Children these days feel pressure to spend money from commercials, celebrities and peers. Whether it’s the latest “it” doll, sneaker or gadget, messages on spending (and how much is reasonable) come from many sources. Get your children involved in the financial spring cleaning as a means of teaching them financial literacy. It is never too soon to start teaching them about money, savings and fiscal security.

  • For grades K-2, you want to teach the children to understand currency and how money is earned. Many parents institute an allowance for chores or a lemonade stand as an early system of financial literacy. Your kids are bombarded with commercials for the things they just have to have. This is a great opportunity to teach them the difference between “needs” and “wants.” Get them a piggy bank or savings jar and encourage saving.
  • For grades 3-5, encourage them to participate in career day and explore the concept of careers and income. Have them get involved in buying decisions that impact them, and teach them about setting a budget and working within it.

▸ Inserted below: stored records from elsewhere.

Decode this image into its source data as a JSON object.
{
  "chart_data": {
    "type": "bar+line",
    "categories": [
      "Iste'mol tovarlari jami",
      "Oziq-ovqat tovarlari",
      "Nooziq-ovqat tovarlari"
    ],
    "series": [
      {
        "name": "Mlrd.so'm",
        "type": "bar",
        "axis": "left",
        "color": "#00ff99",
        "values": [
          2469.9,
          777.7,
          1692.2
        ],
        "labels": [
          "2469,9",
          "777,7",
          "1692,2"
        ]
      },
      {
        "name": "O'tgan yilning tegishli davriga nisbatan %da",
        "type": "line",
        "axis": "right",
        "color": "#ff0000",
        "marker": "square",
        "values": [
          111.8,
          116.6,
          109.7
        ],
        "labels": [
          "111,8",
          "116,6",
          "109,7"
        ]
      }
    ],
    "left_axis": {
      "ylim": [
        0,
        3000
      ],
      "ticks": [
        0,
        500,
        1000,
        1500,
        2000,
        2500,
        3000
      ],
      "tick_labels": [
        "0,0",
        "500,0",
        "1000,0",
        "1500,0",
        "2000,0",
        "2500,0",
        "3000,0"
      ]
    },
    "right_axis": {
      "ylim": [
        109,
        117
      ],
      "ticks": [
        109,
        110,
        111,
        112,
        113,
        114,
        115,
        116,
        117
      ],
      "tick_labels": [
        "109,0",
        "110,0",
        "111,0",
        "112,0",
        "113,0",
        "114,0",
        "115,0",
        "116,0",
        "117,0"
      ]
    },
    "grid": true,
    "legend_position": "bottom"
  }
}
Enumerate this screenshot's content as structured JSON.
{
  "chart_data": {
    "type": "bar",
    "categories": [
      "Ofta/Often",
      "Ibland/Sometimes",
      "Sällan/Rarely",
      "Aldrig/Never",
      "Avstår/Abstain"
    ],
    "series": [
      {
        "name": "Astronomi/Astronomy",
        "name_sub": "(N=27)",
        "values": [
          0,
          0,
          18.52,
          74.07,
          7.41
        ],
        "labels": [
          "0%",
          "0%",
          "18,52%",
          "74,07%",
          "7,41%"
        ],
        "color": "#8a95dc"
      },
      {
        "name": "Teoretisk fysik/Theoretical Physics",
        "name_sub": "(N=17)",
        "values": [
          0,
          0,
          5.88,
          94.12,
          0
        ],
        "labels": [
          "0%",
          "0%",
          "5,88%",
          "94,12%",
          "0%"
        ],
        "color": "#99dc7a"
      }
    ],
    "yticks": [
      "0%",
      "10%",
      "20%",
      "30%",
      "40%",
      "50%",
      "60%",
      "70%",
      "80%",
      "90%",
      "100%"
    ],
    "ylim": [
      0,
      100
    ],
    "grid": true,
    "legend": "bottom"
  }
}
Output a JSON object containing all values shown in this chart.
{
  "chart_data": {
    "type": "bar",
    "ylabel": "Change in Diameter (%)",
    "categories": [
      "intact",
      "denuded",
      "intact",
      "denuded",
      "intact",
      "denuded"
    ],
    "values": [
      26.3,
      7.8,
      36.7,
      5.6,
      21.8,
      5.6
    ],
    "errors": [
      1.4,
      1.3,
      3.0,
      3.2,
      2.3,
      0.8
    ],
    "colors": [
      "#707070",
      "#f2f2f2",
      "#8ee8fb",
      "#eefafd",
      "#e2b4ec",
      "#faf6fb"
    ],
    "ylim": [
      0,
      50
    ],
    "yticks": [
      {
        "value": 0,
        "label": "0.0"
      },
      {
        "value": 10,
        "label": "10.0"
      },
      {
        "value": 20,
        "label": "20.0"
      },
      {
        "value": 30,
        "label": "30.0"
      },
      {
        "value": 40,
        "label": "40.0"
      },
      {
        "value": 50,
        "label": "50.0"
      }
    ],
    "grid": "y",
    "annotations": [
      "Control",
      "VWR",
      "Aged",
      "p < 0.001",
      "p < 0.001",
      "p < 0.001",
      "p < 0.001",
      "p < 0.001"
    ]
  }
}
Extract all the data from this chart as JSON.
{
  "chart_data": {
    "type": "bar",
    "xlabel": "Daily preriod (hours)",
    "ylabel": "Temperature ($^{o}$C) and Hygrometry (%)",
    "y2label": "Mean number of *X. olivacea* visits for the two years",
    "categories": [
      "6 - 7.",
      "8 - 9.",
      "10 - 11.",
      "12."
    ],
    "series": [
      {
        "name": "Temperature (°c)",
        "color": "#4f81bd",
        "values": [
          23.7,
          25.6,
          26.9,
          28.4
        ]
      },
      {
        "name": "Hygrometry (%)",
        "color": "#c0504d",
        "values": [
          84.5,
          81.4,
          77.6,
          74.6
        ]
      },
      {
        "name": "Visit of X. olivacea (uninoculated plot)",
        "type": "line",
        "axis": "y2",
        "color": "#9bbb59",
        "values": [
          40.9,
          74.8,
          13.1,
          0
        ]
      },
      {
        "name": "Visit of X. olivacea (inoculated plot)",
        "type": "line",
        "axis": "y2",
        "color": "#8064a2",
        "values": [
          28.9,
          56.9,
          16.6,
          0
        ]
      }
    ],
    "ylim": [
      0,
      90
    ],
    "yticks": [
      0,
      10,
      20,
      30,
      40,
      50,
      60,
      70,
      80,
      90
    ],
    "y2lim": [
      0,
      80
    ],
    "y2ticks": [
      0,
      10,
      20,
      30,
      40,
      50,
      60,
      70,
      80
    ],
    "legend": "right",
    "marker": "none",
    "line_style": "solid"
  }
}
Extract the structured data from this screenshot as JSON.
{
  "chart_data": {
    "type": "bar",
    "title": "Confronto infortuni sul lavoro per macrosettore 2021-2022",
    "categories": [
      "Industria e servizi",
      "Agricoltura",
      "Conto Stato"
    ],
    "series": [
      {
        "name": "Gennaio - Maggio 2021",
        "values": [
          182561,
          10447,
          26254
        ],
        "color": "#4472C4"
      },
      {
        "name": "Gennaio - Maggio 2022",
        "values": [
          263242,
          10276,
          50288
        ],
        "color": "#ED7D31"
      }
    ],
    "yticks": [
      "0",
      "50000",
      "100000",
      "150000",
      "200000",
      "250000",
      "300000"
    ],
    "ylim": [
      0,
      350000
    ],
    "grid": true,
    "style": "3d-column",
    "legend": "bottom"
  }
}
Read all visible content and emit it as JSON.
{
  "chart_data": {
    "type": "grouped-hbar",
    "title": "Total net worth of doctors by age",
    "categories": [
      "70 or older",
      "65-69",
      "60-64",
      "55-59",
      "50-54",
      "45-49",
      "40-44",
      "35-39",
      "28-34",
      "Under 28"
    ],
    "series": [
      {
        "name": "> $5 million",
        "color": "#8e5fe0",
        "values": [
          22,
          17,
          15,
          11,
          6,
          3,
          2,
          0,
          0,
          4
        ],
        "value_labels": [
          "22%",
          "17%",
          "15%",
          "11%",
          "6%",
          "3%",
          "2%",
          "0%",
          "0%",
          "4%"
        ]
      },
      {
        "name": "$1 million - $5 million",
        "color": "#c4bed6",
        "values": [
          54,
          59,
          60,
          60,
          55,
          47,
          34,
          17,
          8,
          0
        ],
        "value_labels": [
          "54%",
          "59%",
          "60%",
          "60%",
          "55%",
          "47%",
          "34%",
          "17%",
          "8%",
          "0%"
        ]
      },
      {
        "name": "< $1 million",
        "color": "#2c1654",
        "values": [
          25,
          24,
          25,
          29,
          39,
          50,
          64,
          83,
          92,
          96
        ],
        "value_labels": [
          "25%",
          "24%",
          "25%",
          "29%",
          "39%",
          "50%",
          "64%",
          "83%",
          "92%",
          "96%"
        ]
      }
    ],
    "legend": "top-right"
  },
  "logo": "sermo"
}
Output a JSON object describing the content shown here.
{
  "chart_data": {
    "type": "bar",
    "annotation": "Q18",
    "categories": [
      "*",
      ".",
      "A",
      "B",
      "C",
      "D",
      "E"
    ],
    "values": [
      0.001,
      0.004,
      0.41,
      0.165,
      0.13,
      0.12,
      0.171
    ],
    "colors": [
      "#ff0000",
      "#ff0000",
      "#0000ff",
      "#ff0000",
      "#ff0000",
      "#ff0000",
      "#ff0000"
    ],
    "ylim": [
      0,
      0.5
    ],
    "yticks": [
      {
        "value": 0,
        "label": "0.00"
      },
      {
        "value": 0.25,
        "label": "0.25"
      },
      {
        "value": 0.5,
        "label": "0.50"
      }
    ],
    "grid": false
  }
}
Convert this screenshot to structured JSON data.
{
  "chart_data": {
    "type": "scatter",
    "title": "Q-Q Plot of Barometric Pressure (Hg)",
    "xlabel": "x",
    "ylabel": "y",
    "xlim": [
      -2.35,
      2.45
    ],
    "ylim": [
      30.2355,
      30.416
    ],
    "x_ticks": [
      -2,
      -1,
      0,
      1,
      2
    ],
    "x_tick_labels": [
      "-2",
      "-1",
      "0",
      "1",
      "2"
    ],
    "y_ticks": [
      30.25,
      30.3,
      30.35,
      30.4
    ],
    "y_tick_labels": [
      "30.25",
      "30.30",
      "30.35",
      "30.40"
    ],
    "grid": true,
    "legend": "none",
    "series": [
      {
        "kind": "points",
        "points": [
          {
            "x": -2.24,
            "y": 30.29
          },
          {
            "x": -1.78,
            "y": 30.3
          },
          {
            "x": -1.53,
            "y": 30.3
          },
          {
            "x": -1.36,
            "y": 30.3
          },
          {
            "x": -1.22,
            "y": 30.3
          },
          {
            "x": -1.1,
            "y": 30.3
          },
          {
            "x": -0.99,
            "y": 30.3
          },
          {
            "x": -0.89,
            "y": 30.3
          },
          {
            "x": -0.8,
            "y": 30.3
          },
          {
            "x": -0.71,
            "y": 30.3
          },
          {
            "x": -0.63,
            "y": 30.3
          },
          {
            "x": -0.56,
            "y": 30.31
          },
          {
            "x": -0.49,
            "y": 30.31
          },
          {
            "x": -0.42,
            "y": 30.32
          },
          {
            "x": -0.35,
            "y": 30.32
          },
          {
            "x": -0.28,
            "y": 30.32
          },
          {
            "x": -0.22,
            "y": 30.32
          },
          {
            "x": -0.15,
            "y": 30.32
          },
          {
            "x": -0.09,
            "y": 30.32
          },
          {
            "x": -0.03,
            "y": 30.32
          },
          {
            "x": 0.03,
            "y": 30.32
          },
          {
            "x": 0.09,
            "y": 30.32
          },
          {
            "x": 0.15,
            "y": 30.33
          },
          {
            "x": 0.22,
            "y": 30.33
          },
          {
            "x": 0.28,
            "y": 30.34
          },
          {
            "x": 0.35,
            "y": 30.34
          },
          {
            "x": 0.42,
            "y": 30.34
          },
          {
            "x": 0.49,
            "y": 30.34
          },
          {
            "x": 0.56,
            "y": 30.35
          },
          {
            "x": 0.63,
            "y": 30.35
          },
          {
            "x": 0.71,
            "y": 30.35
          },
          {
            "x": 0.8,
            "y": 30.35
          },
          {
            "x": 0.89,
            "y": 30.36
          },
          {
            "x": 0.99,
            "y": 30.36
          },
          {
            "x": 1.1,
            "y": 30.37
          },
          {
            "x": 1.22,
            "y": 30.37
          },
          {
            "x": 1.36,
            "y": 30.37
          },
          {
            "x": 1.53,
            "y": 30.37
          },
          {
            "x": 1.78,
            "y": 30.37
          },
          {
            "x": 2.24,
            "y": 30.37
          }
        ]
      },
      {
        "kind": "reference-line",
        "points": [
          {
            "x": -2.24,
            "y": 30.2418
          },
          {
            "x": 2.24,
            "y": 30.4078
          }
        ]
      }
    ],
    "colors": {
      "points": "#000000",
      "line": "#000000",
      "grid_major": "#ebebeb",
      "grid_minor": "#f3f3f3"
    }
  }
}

If they have saved up for a skateboard, for example, have them sit with you while you research options online so they can see different pricing, features, coupons, etc., and let them work with you towards the best choice within a budget you set.
  • For your middle or junior high students, start teaching them to evaluate the credibility and motivation behind marketing and advertising. Teach them to read reviews – especially negative reviews – to better form their choices. Explain budget categories: fixed (mortgage), variable (utilities) and discretionary (dinner out). Continue to promote savings, and make sure they understand that credit cards are not “free money.” This is a good time to also start to talk about fiscal safety and the risks of identity theft and account or online fraud. Your middle school student may want to start volunteering (as some school systems requires a certain number of hours for graduation), or babysitting as a means of making money, in addition to any allowance. This will help them understand the time value of money. When it comes time to spending it, work with them to understand smart shopping habits.
  • For your high school student, check to see if their school curriculum includes financial literacy or accounting electives, and insist they take these courses. They will also be working towards college and career options. Many high school students work after school or over the summer. This will introduce them to FICA and Medicare withholdings and minimum wage laws. Have them set up a savings account (with you as a custodian) to help them create a savings and discretionary fund. At this age, the desire to get a driver’s license and a car will be a great motivator to set up that savings account. Consider setting up a monthly bill, perhaps for their cell phone data coverage, which they must pay to you (and on time) to get accustomed to the responsibility. Finally, in preparation for college or a career, begin working with them on a resume.
  • For your college-bound students, know that once they are on campus, they will be inundated with credit card offers. If you’ve spent time on financial literacy education as they grow up, then you will have to trust that smart choices will be made. However, it never hurts to counsel your newly-adult students about being careful with credit cards and incurring debt. Tell them to look for low APRs and not just low introductory APRs. Suggest low credit limits as a means of curbing spending. Open an account with a bank that has a local branch on campus to avoid ATM fees. And, as always, work with them on a budget that they will, hopefully, stick to consistently.

You can learn more about practicing and teaching financial literacy by reviewing the resources available from the Federal Deposit Insurance Corporation Money Smart training modules, the Consumer Financial Protection Bureau’s “Your Money, Your Goals” training program or the Federal Financial Literacy and Education Commission’s website. Consumer Action, a nonprofit, has many publications on financial literacy, including one titled “Teens and Money” which includes sample budgets, needs vs. wants checklist and other useful tools.